Начните с инокуляции контрольных и рекомбинационных штаммов дрожжей из планшетов YPD в пять миллилитров среды YPR и выращивайте культуру в течение ночи при 30 градусах Цельсия и 200 оборотах в минуту. Затем масштабируйте культуру, введя два миллилитра в 100 миллилитров свежей среды YPR и вырастив ее в течение ночи при температуре 30 градусов Цельсия и 200 оборотах в минуту.
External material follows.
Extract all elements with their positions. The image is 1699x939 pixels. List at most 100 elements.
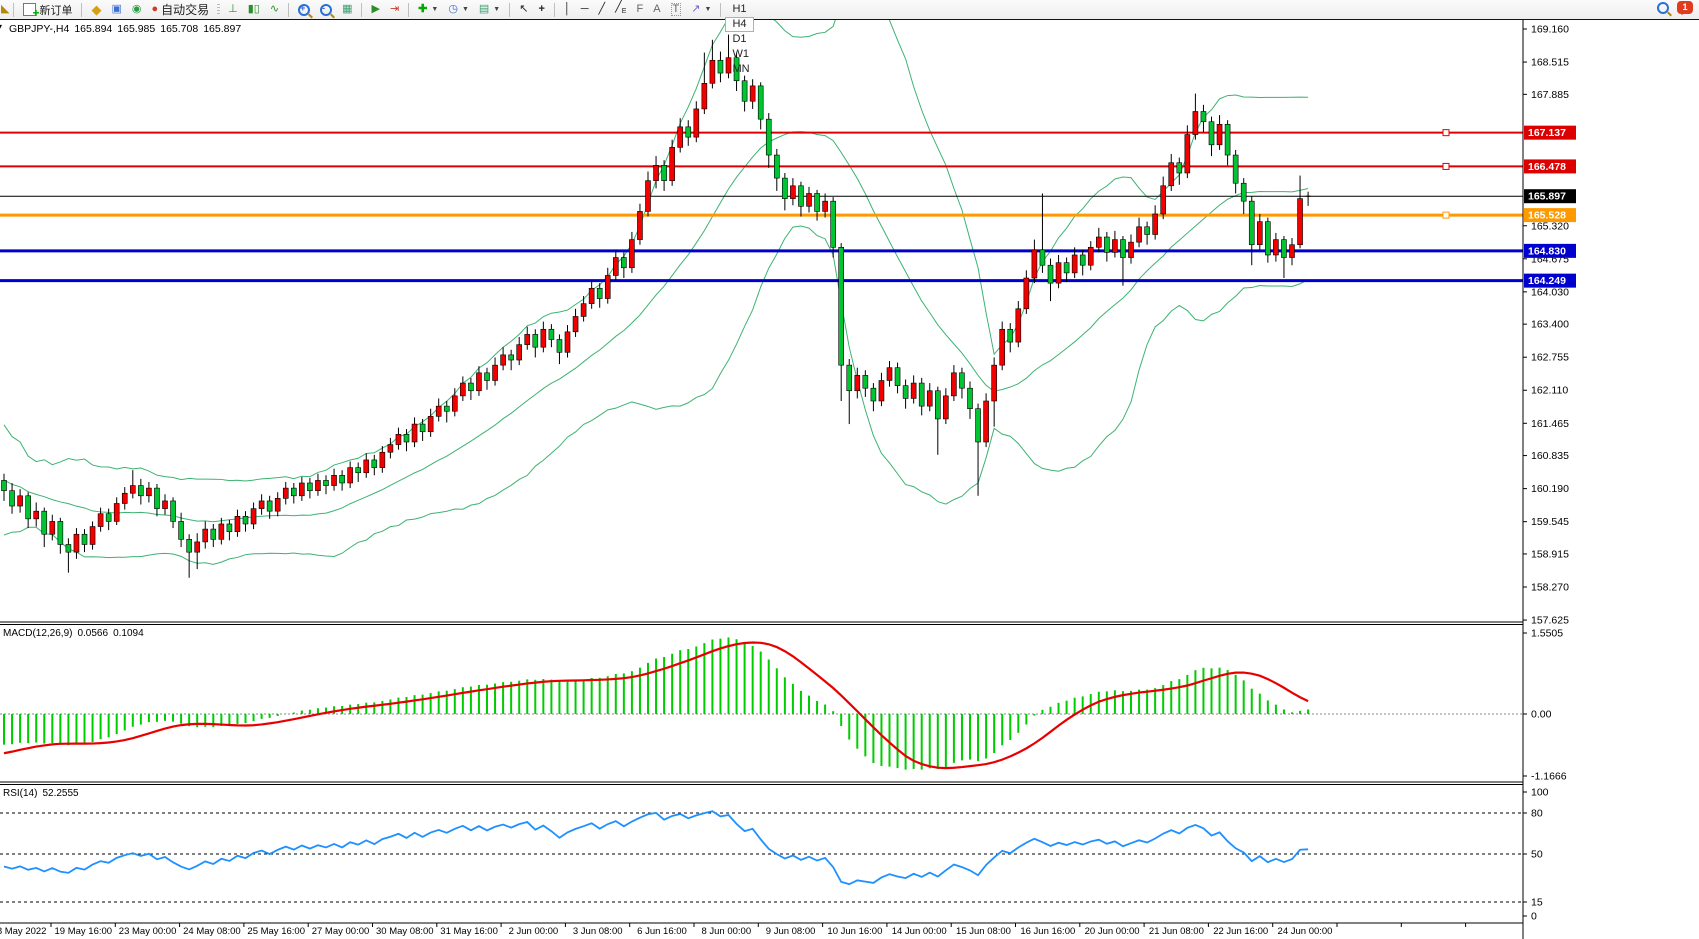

Для каждого штамма раздайте 1 800 миллилитров автоклавной дрожжевой пептонной среды и 200 миллилитров автоклавного 20%-ного раствора рафинозы в две 5-литровые колбы Эрленмейера.
Инокулируйте каждый штамм дрожжей с оптической плотностью 0,2 при 600 нанометрах в соответствующей среде и инкубируйте в течение примерно шести часов при 200 об/мин или до тех пор, пока клетки не достигнут желаемой оптической плотности 1,0. Добавьте 200 миллилитров 2%-ной галактозы и 110 микролитров дрожжевого фактора спаривания альфа или YMFA одновременно, чтобы арестовать клетки в фазе G1, и инкубируйте его в течение двух часов. Перелейте клеточную суспензию в литровые ведра центрифуги и центрифугируйте ведро при температуре 6 000 G и четырех градусах Цельсия в течение 10 минут.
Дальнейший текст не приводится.